The option to disable user accounts after 30 days of inactivity is not being used.

Overview

Finding ID	Version	Rule ID	IA Controls	Severity
V-7959	DSN13.04	SV-8445r1_rule	ECSC-1 IAIA-1 IAIA-2	Low

Description
Requirement: The IAO will ensure that user accounts are disabled after 30 days of inactivity. User accounts that are inactive for more than 30 days should be disabled by the system. Outdated or unused user accounts provide penetration points that may go undetected. Deleting or disabling these types of accounts will help to prevent unauthorized users from gaining access to the DSN system by using an old account that is not needed.

Description

Requirement: The IAO will ensure that user accounts are disabled after 30 days of inactivity.
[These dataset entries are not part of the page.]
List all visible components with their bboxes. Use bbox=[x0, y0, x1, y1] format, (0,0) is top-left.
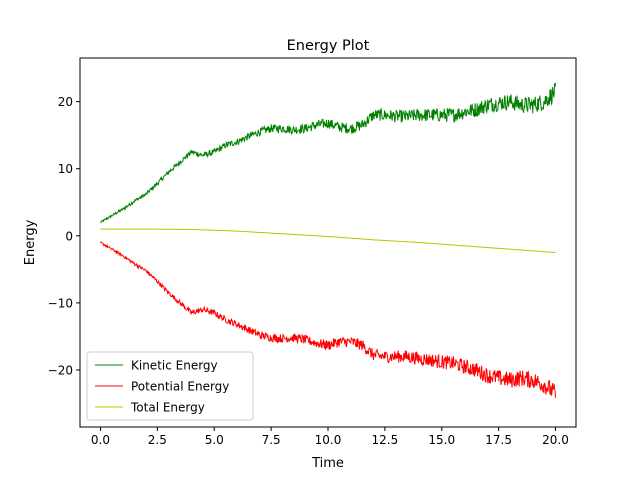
legend-label: Potential Energy bbox=[131, 380, 229, 394]
y-tick-label: −20 bbox=[48, 363, 73, 377]
x-tick-label: 15.0 bbox=[428, 433, 455, 447]
chart-title: Energy Plot bbox=[287, 38, 370, 54]
x-tick-label: 20.0 bbox=[542, 433, 569, 447]
y-tick-label: −10 bbox=[48, 296, 73, 310]
series-lines bbox=[100, 82, 557, 398]
legend-box bbox=[86, 351, 254, 421]
y-tick-label: 10 bbox=[58, 162, 73, 176]
legend: Kinetic Energy Potential Energy Total Ener… bbox=[86, 351, 254, 421]
y-tick-label: 0 bbox=[65, 229, 73, 243]
legend-label: Total Energy bbox=[130, 401, 205, 415]
series-line-total-energy bbox=[100, 228, 556, 254]
x-tick-label: 5.0 bbox=[205, 433, 224, 447]
series-line-kinetic-energy bbox=[100, 82, 557, 224]
x-tick-label: 10.0 bbox=[315, 433, 342, 447]
x-axis-label: Time bbox=[311, 456, 344, 471]
y-axis-ticks: −20 −10 0 10 20 bbox=[48, 95, 80, 377]
x-tick-label: 0.0 bbox=[91, 433, 110, 447]
series-line-potential-energy bbox=[100, 241, 557, 398]
y-tick-label: 20 bbox=[58, 95, 73, 109]
x-tick-label: 12.5 bbox=[372, 433, 399, 447]
legend-label: Kinetic Energy bbox=[131, 359, 218, 373]
x-axis-ticks: 0.0 2.5 5.0 7.5 10.0 12.5 15.0 17.5 20.0 bbox=[91, 427, 569, 447]
x-tick-label: 17.5 bbox=[485, 433, 512, 447]
y-axis-label: Energy bbox=[23, 219, 38, 265]
x-tick-label: 7.5 bbox=[262, 433, 281, 447]
x-tick-label: 2.5 bbox=[148, 433, 167, 447]
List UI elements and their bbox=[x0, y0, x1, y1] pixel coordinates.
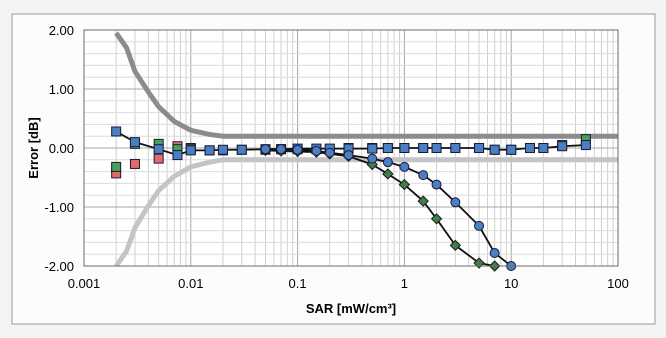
data-point bbox=[324, 147, 335, 158]
data-point bbox=[172, 150, 183, 161]
marker-layer bbox=[111, 126, 591, 272]
x-tick-label: 1 bbox=[401, 276, 408, 291]
data-point bbox=[382, 157, 393, 168]
data-point bbox=[129, 137, 140, 148]
data-point bbox=[525, 143, 536, 153]
data-point bbox=[129, 158, 140, 169]
data-point bbox=[111, 126, 122, 137]
data-point bbox=[185, 145, 196, 156]
data-point bbox=[431, 143, 442, 153]
data-point bbox=[217, 144, 228, 155]
data-point bbox=[450, 197, 461, 208]
y-tick-label: -1.00 bbox=[44, 200, 74, 215]
data-point bbox=[398, 178, 411, 191]
x-axis-label: SAR [mW/cm³] bbox=[306, 301, 396, 316]
y-axis-label: Error [dB] bbox=[26, 117, 41, 178]
data-point bbox=[204, 145, 215, 156]
data-point bbox=[367, 153, 378, 164]
data-point bbox=[474, 220, 485, 231]
plot-frame bbox=[83, 29, 619, 267]
y-tick-label: 0.00 bbox=[49, 141, 74, 156]
x-tick-label: 100 bbox=[607, 276, 629, 291]
data-point bbox=[343, 150, 354, 161]
data-point bbox=[538, 143, 549, 153]
data-point bbox=[382, 168, 394, 180]
data-point bbox=[111, 161, 122, 172]
data-point bbox=[367, 143, 378, 154]
data-point bbox=[417, 195, 429, 207]
data-point bbox=[506, 144, 517, 155]
x-tick-label: 0.01 bbox=[178, 276, 203, 291]
data-point bbox=[236, 144, 247, 155]
y-tick-label: 1.00 bbox=[49, 82, 74, 97]
data-point bbox=[489, 248, 500, 259]
data-point bbox=[276, 144, 287, 155]
data-point bbox=[153, 153, 164, 164]
data-point bbox=[489, 144, 500, 155]
x-tick-label: 0.1 bbox=[289, 276, 307, 291]
data-point bbox=[260, 144, 271, 155]
data-point bbox=[580, 140, 591, 151]
data-point bbox=[474, 143, 485, 153]
y-tick-label: -2.00 bbox=[44, 259, 74, 274]
data-point bbox=[557, 141, 568, 152]
data-point bbox=[430, 213, 443, 225]
data-point bbox=[311, 145, 322, 156]
x-tick-label: 0.001 bbox=[68, 276, 101, 291]
data-point bbox=[153, 144, 164, 155]
data-point bbox=[449, 239, 462, 252]
data-point bbox=[450, 143, 461, 153]
limit-line-0 bbox=[114, 31, 618, 139]
data-point bbox=[418, 143, 429, 153]
data-point bbox=[292, 144, 303, 155]
data-point bbox=[399, 161, 410, 172]
data-point bbox=[399, 143, 410, 153]
y-tick-label: 2.00 bbox=[49, 23, 74, 38]
data-point bbox=[418, 170, 429, 181]
data-point bbox=[382, 143, 393, 153]
data-point bbox=[431, 179, 442, 190]
axes: -2.00 -1.00 0.00 1.00 2.00 0.001 0.01 0.1 1 10 100 bbox=[44, 23, 628, 291]
x-tick-label: 10 bbox=[504, 276, 518, 291]
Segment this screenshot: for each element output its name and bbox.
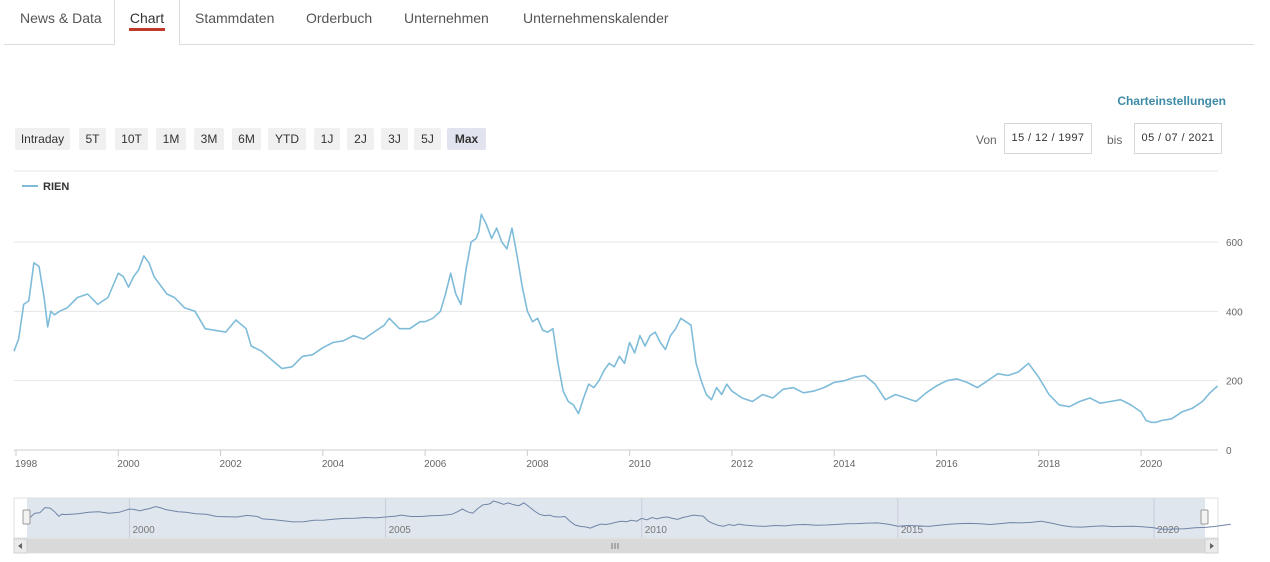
range-button-2j[interactable]: 2J [347,128,374,150]
scrollbar-right-arrow-button[interactable] [1204,538,1219,554]
range-button-3j[interactable]: 3J [381,128,408,150]
chevron-right-icon [1210,543,1214,549]
tab-chart[interactable]: Chart [114,0,180,45]
range-button-5j[interactable]: 5J [414,128,441,150]
scrollbar-left-arrow-button[interactable] [13,538,28,554]
navigator-scrollbar[interactable] [13,538,1219,554]
range-button-1m[interactable]: 1M [156,128,186,150]
range-button-1j[interactable]: 1J [314,128,340,150]
date-to-input[interactable]: 05 / 07 / 2021 [1134,123,1222,154]
navigator-tick-label-2000: 2000 [132,525,155,536]
navigator-handle-left[interactable] [22,509,31,525]
range-button-intraday[interactable]: Intraday [15,128,70,150]
navigator-handle-right[interactable] [1200,509,1209,525]
x-tick-label-2004: 2004 [322,459,345,470]
x-tick-label-2000: 2000 [117,459,140,470]
navigator-tick-label-2020: 2020 [1157,525,1180,536]
tab-chart-label: Chart [129,10,165,26]
tab-news-data[interactable]: News & Data [20,10,102,26]
y-tick-label-0: 0 [1226,446,1232,457]
chart-settings-link[interactable]: Charteinstellungen [1117,94,1226,108]
x-tick-label-2008: 2008 [526,459,549,470]
date-from-label: Von [976,133,997,147]
tab-orderbuch[interactable]: Orderbuch [306,10,373,26]
range-button-max[interactable]: Max [447,128,486,150]
chevron-left-icon [18,543,22,549]
series-line-rien [13,213,1219,424]
y-tick-label-200: 200 [1226,377,1243,388]
range-button-5t[interactable]: 5T [79,128,106,150]
range-button-6m[interactable]: 6M [232,128,261,150]
x-tick-label-2002: 2002 [220,459,243,470]
x-tick-label-2014: 2014 [833,459,856,470]
navigator-background [13,497,1219,539]
x-tick-label-2010: 2010 [629,459,652,470]
scrollbar-grip-icon [611,543,619,549]
navigator-tick-label-2010: 2010 [645,525,668,536]
navigator-tick-label-2005: 2005 [389,525,412,536]
navigator-tick-label-2015: 2015 [901,525,924,536]
legend-series-label: RIEN [43,181,69,193]
range-button-10t[interactable]: 10T [115,128,148,150]
x-tick-label-2020: 2020 [1140,459,1163,470]
range-button-ytd[interactable]: YTD [268,128,306,150]
navigator-selection [27,498,1205,538]
active-tab-indicator [129,28,165,31]
tab-unternehmenskalender[interactable]: Unternehmenskalender [523,10,669,26]
x-tick-label-2016: 2016 [935,459,958,470]
y-tick-label-600: 600 [1226,238,1243,249]
y-tick-label-400: 400 [1226,307,1243,318]
range-button-3m[interactable]: 3M [194,128,224,150]
x-tick-label-1998: 1998 [15,459,38,470]
tab-unternehmen[interactable]: Unternehmen [404,10,489,26]
x-axis: 1998 2000 2002 2004 2006 2008 2010 2012 2014 2016… [14,449,1218,470]
chart-legend: RIEN [22,181,69,193]
navigator-series-line [24,500,1231,530]
navigator: 2000 2005 2010 2015 2020 [13,497,1231,539]
chart-gridlines [14,241,1218,382]
scrollbar-thumb[interactable] [27,539,1205,553]
x-tick-label-2006: 2006 [424,459,447,470]
x-tick-label-2018: 2018 [1038,459,1061,470]
date-to-label: bis [1107,133,1123,147]
navigator-x-axis: 2000 2005 2010 2015 2020 [128,498,1180,538]
x-tick-label-2012: 2012 [731,459,754,470]
tab-stammdaten[interactable]: Stammdaten [195,10,275,26]
date-from-input[interactable]: 15 / 12 / 1997 [1004,123,1092,154]
tab-bar: News & Data Chart Stammdaten Orderbuch U… [4,0,1254,45]
scrollbar-track [13,538,1219,554]
y-axis-labels: 0 200 400 600 [1226,238,1243,457]
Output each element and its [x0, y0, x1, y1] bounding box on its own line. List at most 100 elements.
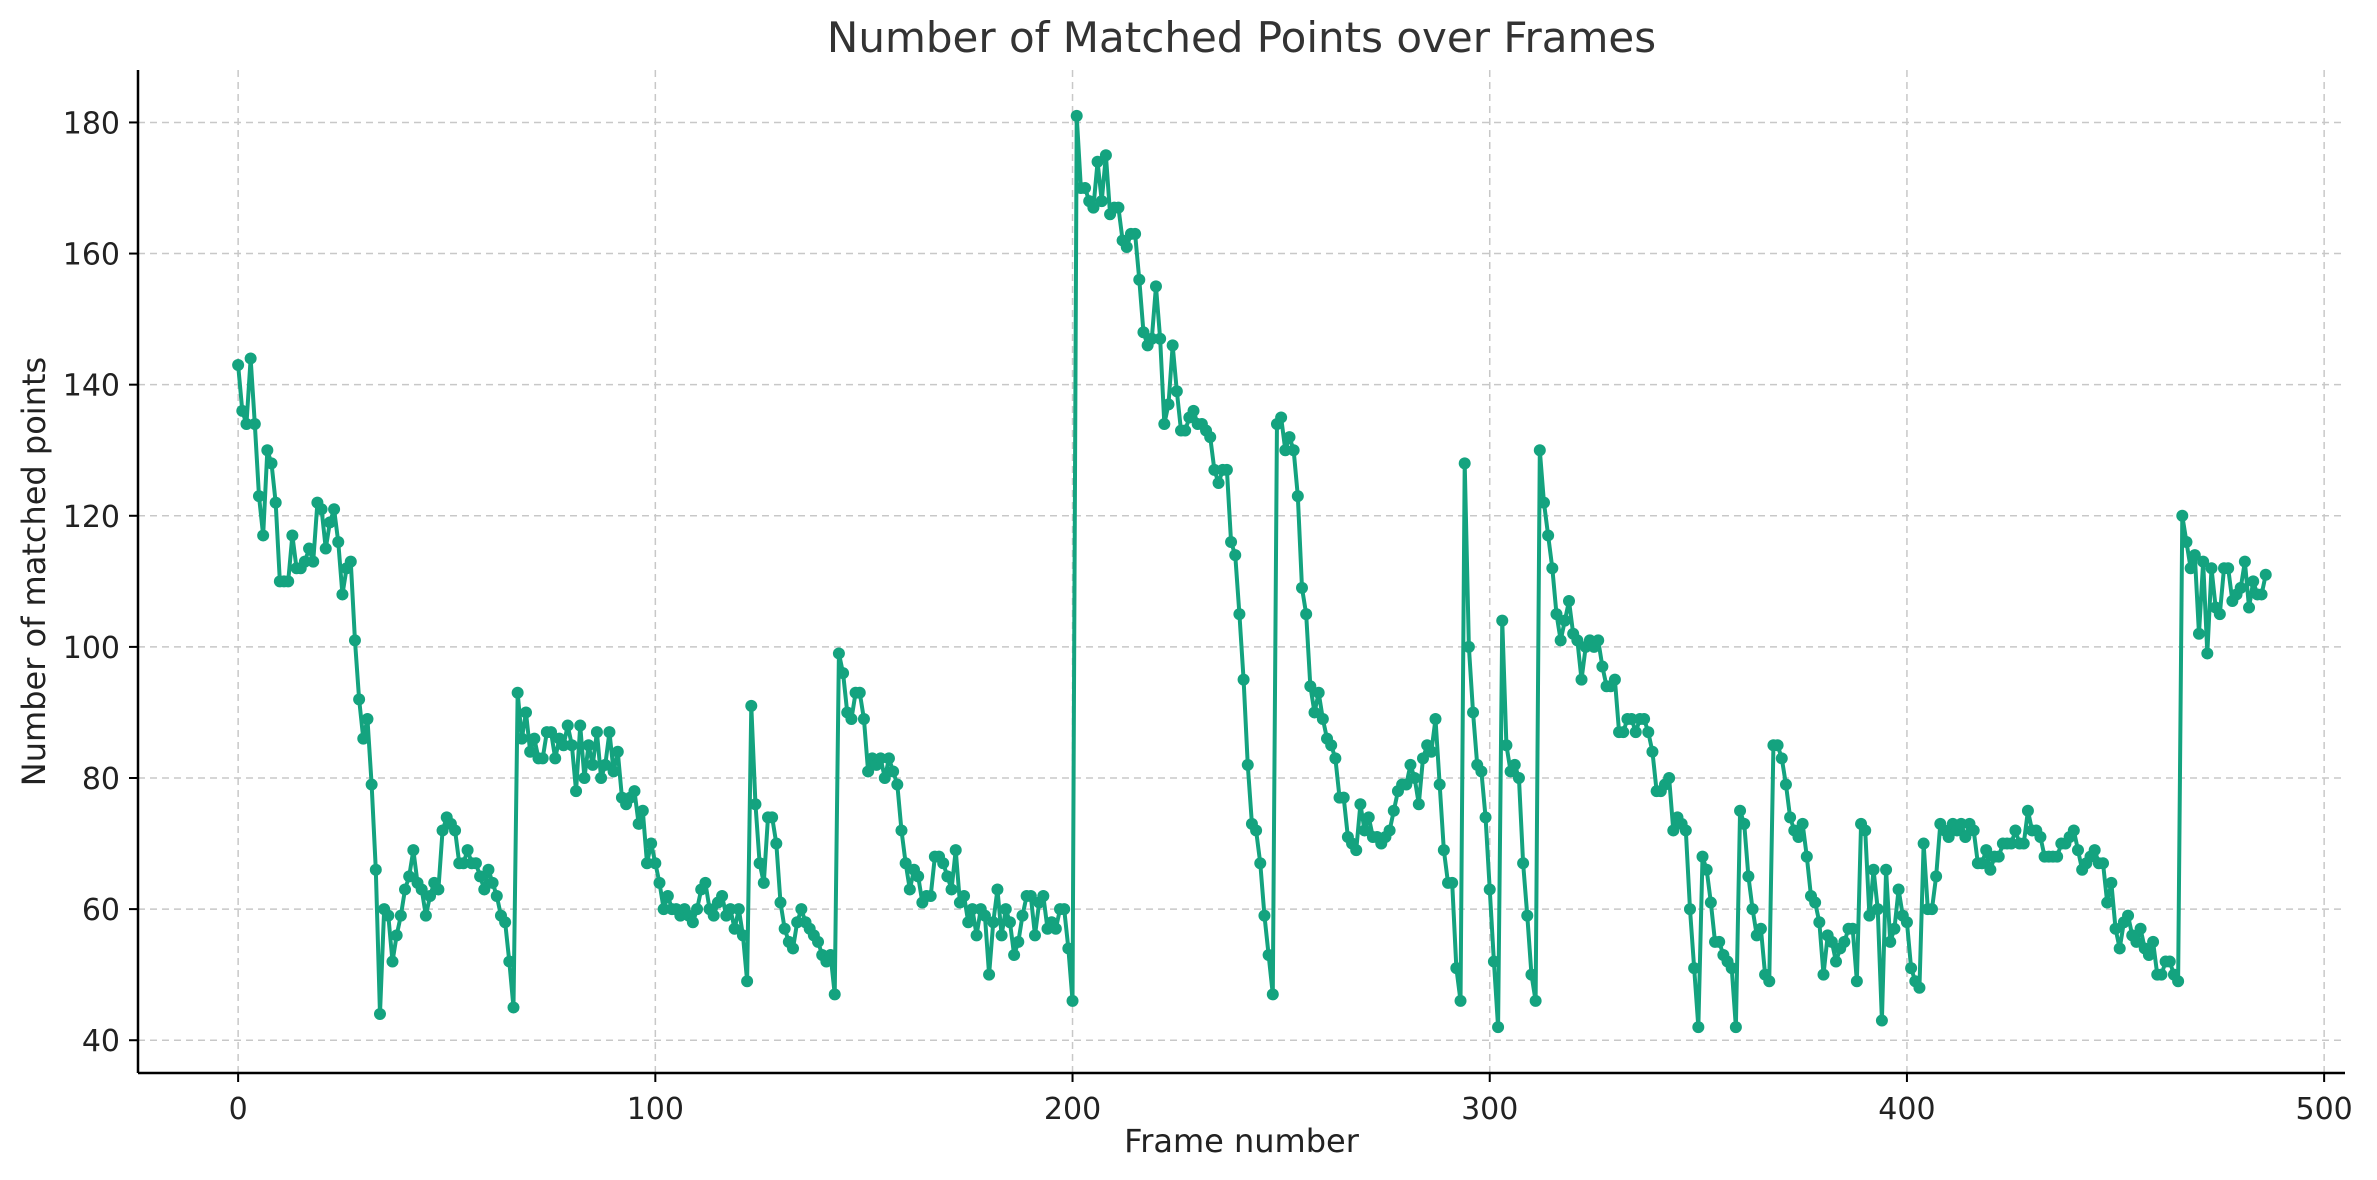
data-point: [2021, 804, 2034, 817]
data-point: [2142, 949, 2155, 961]
data-point: [1258, 909, 1271, 922]
data-point: [590, 726, 603, 739]
data-point: [499, 916, 512, 929]
data-point: [2192, 627, 2205, 640]
data-point: [415, 883, 428, 896]
data-point: [1496, 614, 1509, 627]
data-point: [1813, 916, 1826, 929]
data-point: [336, 588, 349, 601]
data-point: [2243, 601, 2256, 614]
data-point: [1162, 398, 1175, 411]
data-point: [2134, 922, 2147, 935]
data-point: [2155, 968, 2168, 981]
data-point: [628, 785, 641, 798]
data-point: [1529, 994, 1542, 1007]
data-point: [774, 896, 787, 909]
data-point: [1024, 890, 1037, 902]
data-point: [795, 903, 808, 916]
data-point: [1225, 536, 1238, 548]
data-point: [2088, 844, 2101, 857]
data-point: [2113, 942, 2126, 955]
data-point: [394, 909, 407, 922]
data-point: [1980, 844, 1993, 857]
data-point: [1304, 680, 1317, 693]
data-point: [373, 1008, 386, 1020]
data-point: [507, 1001, 520, 1014]
data-point: [1337, 791, 1350, 804]
data-point: [1992, 850, 2005, 863]
x-tick-label: 300: [1461, 1092, 1518, 1127]
data-point: [1683, 903, 1696, 916]
data-point: [878, 772, 891, 784]
data-point: [1362, 811, 1375, 824]
data-point: [298, 555, 311, 568]
data-point: [511, 686, 524, 699]
data-point: [1967, 824, 1980, 837]
data-point: [390, 929, 403, 942]
data-point: [407, 844, 420, 857]
data-point: [561, 719, 574, 732]
data-point: [1550, 608, 1563, 621]
data-point: [640, 857, 653, 870]
data-point: [1800, 850, 1813, 863]
data-point: [1925, 903, 1938, 916]
y-axis-label: Number of matched points: [15, 357, 53, 786]
data-point: [2005, 837, 2018, 850]
data-point: [691, 903, 704, 916]
data-point: [1638, 713, 1651, 725]
data-point: [2147, 935, 2160, 948]
series: [232, 109, 2272, 1034]
data-point: [1809, 896, 1822, 909]
data-point: [1220, 463, 1233, 476]
data-point: [1012, 935, 1025, 948]
data-point: [787, 942, 800, 955]
data-point: [661, 890, 674, 902]
data-point: [261, 444, 274, 457]
data-point: [2213, 608, 2226, 621]
data-point: [2163, 955, 2176, 968]
data-point: [486, 876, 499, 889]
data-point: [303, 542, 316, 555]
data-point: [1629, 726, 1642, 739]
data-point: [874, 752, 887, 765]
data-point: [1158, 418, 1171, 430]
data-point: [1291, 490, 1304, 503]
data-point: [987, 916, 1000, 929]
data-point: [348, 634, 361, 647]
data-point: [1554, 634, 1567, 647]
data-point: [549, 752, 562, 765]
data-point: [741, 975, 754, 988]
data-point: [578, 772, 591, 784]
data-point: [686, 916, 699, 929]
data-point: [1400, 778, 1413, 791]
data-point: [1437, 844, 1450, 857]
data-point: [2238, 555, 2251, 568]
data-point: [1492, 1021, 1505, 1034]
data-point: [1279, 444, 1292, 457]
data-point: [645, 837, 658, 850]
data-point: [1154, 332, 1167, 345]
data-point: [1913, 981, 1926, 994]
data-point: [837, 667, 850, 680]
data-point: [766, 811, 779, 824]
data-point: [1166, 339, 1179, 352]
data-point: [315, 503, 328, 516]
data-point: [2197, 555, 2210, 568]
data-point: [1070, 109, 1083, 122]
data-point: [515, 732, 528, 745]
data-point: [845, 713, 858, 725]
data-point: [1663, 772, 1676, 784]
data-point: [1329, 752, 1342, 765]
data-point: [1316, 713, 1329, 725]
data-point: [399, 883, 412, 896]
data-point: [244, 352, 257, 365]
data-point: [1416, 752, 1429, 765]
data-point: [978, 909, 991, 922]
data-point: [1734, 804, 1747, 817]
data-point: [332, 536, 345, 548]
data-point: [778, 922, 791, 935]
data-point: [1387, 804, 1400, 817]
data-point: [1754, 922, 1767, 935]
data-point: [1875, 1014, 1888, 1027]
User accounts that are inactive for more than 30 days should be disabled by the system. Outdated or unused user accounts provide penetration points that may go undetected. Deleting or disabling these types of accounts will help to prevent unauthorized users from gaining access to the DSN system by using an old account that is not needed.

STIG	Date
Defense Switched Network (DSN) STIG	2017-01-19

Details

Check Text ( C-4130r1_chk )
Tekelec: rtrv-secu-dflt; UOUT=30

Fix Text (F-7534r1_fix)
Configure systems to disable accounts that are inactive for more than 30 days, if technically feasible. If the system does not provide this functionality, the ISSO/IAO should review accounts every 30 days to ensure that only needed accounts are active.